A Multi-Objective Price Optimization Framework in Stores Using Reinforcement Learning
Inventory optimization is one of the core merchandising operations for retailers. A key objective of the inventory optimization workstream is to reduce inventory on or by a specific date, often times through price reduction. Typically, this is done to make space for new items, reduce inventory of overstocked or seasonal items, or move perishable items such as meat or milk – but there are other reasons as well. As the world’s largest retailer and grocer, Walmart strives to find the optimal price point for its general merchandise and groceries. However, when inventory reduction becomes necessary it traditionally implemented a price reduction strategy, which may require up to three different pricing changes, to help move unsold inventory from its stores.
Inventory reduction is a challenge for every retailer, but Walmart’s size and scale means the challenges, opportunities and costs are greater than other retailers:
- More than 4,750 U.S. retail stores, including more than 3,500 Supercenters that can carry more than 125,000 SKUs each
- More than 800 product categories across Grocery, Health and General Merchandise, of which more than 200 categories experience price reductions each year
- Shelf space containing slow-moving or unsold merchandise needs to give way to opportunities to stock them with better-selling items, which impacts revenue and increased costs
- Merchant’s input into the suggested price reductions needs to be taken into consideration as it increases the complexity of their inventory optimization operations and impacts anticipated revenue.
With Walmart’s previous strategy, the time and labor cost required to re-label discounted merchandise up to three times – across all stores and product categories -- was substantial. Determining reduction strategies had to be done on a store-by-store basis, as not all stores had the same inventory optimization issues. Afterwards, the effort to remove and replace merchandise was also significant. In order to maximize sales revenue and reduce operating costs, Walmart created an intelligent algorithm that accelerates sales of time-sensitive merchandise across individual stores, categories and SKUs by optimizing price reductions and minimizing the associated costs of relabeling and removing time-sensitive goods.

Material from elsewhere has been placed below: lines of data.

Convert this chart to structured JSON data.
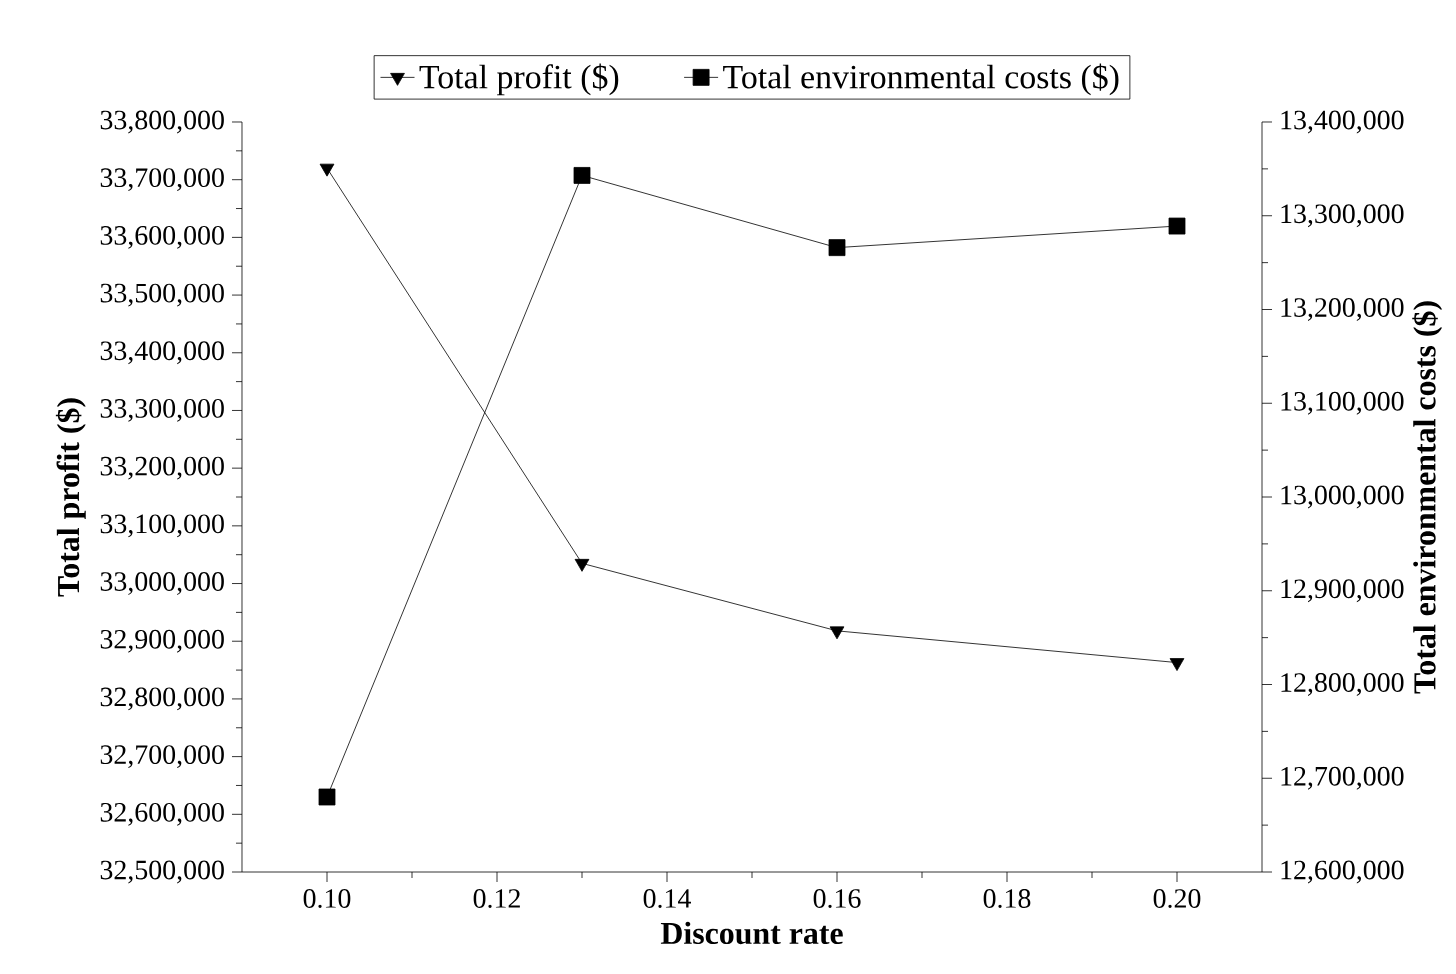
{
  "chart_data": {
    "type": "line",
    "xlabel": "Discount rate",
    "ylabel": "Total profit ($)",
    "y2label": "Total environmental costs ($)",
    "x": [
      0.1,
      0.13,
      0.16,
      0.2
    ],
    "series": [
      {
        "name": "Total profit ($)",
        "color": "#000000",
        "marker": "triangle",
        "values": [
          33720000,
          33035000,
          32918000,
          32863000
        ]
      },
      {
        "name": "Total environmental costs ($)",
        "color": "#000000",
        "marker": "square",
        "axis": "y2",
        "values": [
          12680000,
          13343000,
          13266000,
          13289000
        ]
      }
    ],
    "xlim": [
      0.09,
      0.21
    ],
    "xticks": [
      {
        "value": 0.1,
        "label": "0.10"
      },
      {
        "value": 0.12,
        "label": "0.12"
      },
      {
        "value": 0.14,
        "label": "0.14"
      },
      {
        "value": 0.16,
        "label": "0.16"
      },
      {
        "value": 0.18,
        "label": "0.18"
      },
      {
        "value": 0.2,
        "label": "0.20"
      }
    ],
    "ylim": [
      32500000,
      33800000
    ],
    "yticks": [
      {
        "value": 32500000,
        "label": "32,500,000"
      },
      {
        "value": 32600000,
        "label": "32,600,000"
      },
      {
        "value": 32700000,
        "label": "32,700,000"
      },
      {
        "value": 32800000,
        "label": "32,800,000"
      },
      {
        "value": 32900000,
        "label": "32,900,000"
      },
      {
        "value": 33000000,
        "label": "33,000,000"
      },
      {
        "value": 33100000,
        "label": "33,100,000"
      },
      {
        "value": 33200000,
        "label": "33,200,000"
      },
      {
        "value": 33300000,
        "label": "33,300,000"
      },
      {
        "value": 33400000,
        "label": "33,400,000"
      },
      {
        "value": 33500000,
        "label": "33,500,000"
      },
      {
        "value": 33600000,
        "label": "33,600,000"
      },
      {
        "value": 33700000,
        "label": "33,700,000"
      },
      {
        "value": 33800000,
        "label": "33,800,000"
      }
    ],
    "y2lim": [
      12600000,
      13400000
    ],
    "y2ticks": [
      {
        "value": 12600000,
        "label": "12,600,000"
      },
      {
        "value": 12700000,
        "label": "12,700,000"
      },
      {
        "value": 12800000,
        "label": "12,800,000"
      },
      {
        "value": 12900000,
        "label": "12,900,000"
      },
      {
        "value": 13000000,
        "label": "13,000,000"
      },
      {
        "value": 13100000,
        "label": "13,100,000"
      },
      {
        "value": 13200000,
        "label": "13,200,000"
      },
      {
        "value": 13300000,
        "label": "13,300,000"
      },
      {
        "value": 13400000,
        "label": "13,400,000"
      }
    ],
    "grid": false,
    "legend": "top",
    "line_style": "solid"
  }
}
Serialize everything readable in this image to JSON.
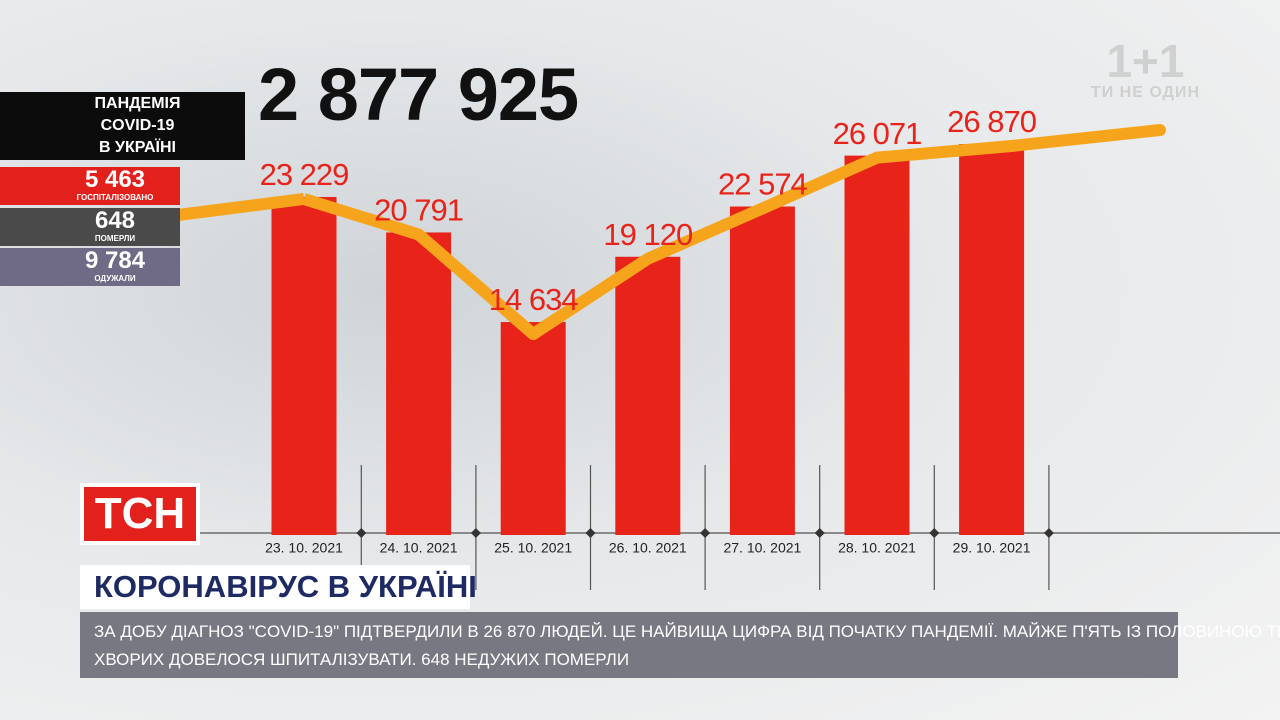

Walmart’s inventory optimization algorithm ingests data from individual stores including aggregated sales data and operating costs, how much and what types of merchandise to reduce, and the dynamic time frame for when the merchandise must be sold in order to make way for new merchandise. The core algorithms used to determine the repricing policy originate from mathematical optimization and deep reinforcement learning techniques. This approach applies data analytics, reinforcement learning, and dynamic optimization to make automated decisions (e.g., when to initiate price reductions and by what percentage price reduction percentage of markdown, when to give the markdown price) for each individual product at each store. This results in a high-performance model and a price adjustment policy tailored to each store.
Using machine learning to find the single best optimized price for merchandise and grocery items, Walmart is now able to successfully sell up to 80 percent of time-sensitive items with its initial price reduction, rather than going through the processes three separate times. This has resulted in lowered operating costs and increased sales of these designated items. This has resulted in lowered operating costs and increased sales, with some stores experiencing up to 15% higher sales of these designated items.
Freed from the constant task of re-labelling items, Walmart associates are able to perform higher-value tasks, such as helping more customers and providing better service. The algorithm has also had a significant impact on the daily lives of about 3,000 merchants by shifting responsibilities from repetitive, manual data-entry and manual decision-making on price fluctuations to handling exceptions and strategic scenario planning.
Walmart’s new inventory reduction protocol was implemented in early 2019 and has achieved outstanding sell-through rate and cost-saving performance. The system has successfully reduced excess inventory while boosting sales of that inventory, resulting in significant cost savings. This also improved customer purchasing power and reduced associate workload and related costs in stores. The operational savings and efficiency gains from Walmart’s inventory optimization algorithm gets passed along to customers in the form of its Everyday Low Prices, so customers get the right product at the right price every time.